We have done a couple things over the two decades plus, but somehow life intervened and left us with very little collaboration in this area compared to what I had wanted to do.
I'm real pleased that due to the miracle of Skype, we are now working pretty steadily at this long put away project.
We have a song in the making right now called "Broken Wing," that just trips me out. But what really is so intoxicating for me is our method of working together is so back and forth that there is not a single element to the song that wasn't filtered through both of us.
He started with a polyrhythmic thing of notes he shot to me, and I had him do some shifting of the notes but retain the same pattern but shift it along through time into other notes, and then I added a chorus melody, and then he underpinned that chorus melody with chords that shifted the ground of it dramatically, and then we built a bridge together so much that I really can't say who thought of what.

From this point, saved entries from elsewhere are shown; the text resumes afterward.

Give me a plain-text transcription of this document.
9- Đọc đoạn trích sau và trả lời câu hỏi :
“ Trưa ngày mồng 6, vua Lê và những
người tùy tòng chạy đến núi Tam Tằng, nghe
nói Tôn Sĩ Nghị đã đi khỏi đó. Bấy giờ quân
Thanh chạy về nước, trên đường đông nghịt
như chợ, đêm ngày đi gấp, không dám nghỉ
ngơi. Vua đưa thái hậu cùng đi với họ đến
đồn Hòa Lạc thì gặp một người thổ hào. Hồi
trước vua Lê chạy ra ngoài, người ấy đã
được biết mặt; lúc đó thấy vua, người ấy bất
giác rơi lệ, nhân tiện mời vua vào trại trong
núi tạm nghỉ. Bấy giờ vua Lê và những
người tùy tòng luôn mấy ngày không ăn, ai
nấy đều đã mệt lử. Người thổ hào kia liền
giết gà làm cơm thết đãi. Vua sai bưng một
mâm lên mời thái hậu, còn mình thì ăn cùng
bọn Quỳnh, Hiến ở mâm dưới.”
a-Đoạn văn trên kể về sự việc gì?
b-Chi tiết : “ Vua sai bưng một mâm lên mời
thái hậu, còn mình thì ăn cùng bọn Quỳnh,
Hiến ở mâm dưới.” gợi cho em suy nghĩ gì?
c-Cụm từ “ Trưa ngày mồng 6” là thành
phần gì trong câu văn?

Then when it came to lyrics I told Tom not to worry on this one because I had something. But what he didn't know was what I had was a pile of lyrics he had sent me a few months before. I had been revising his own lyrics, so when I showed him what I had, it must have seemed awfully familiar to him.
Also, when I got down to laying my vocal out I ended up throwing another set of chords on top of the musical intertwine we had going. Couldn't really say what chord is being suggested when you add it all together, but it works.
Anyway, it's a blast to write in this way, and when Matt came for Easter I just ran the tape and asked him to do whatever he saw fit to it. So he made it even more mind bending with his drums. These songs are not African in any way at all, they are just rhyhmically strange. It's just very new ground and when you work with someone else, you just don't know how the ground will shift.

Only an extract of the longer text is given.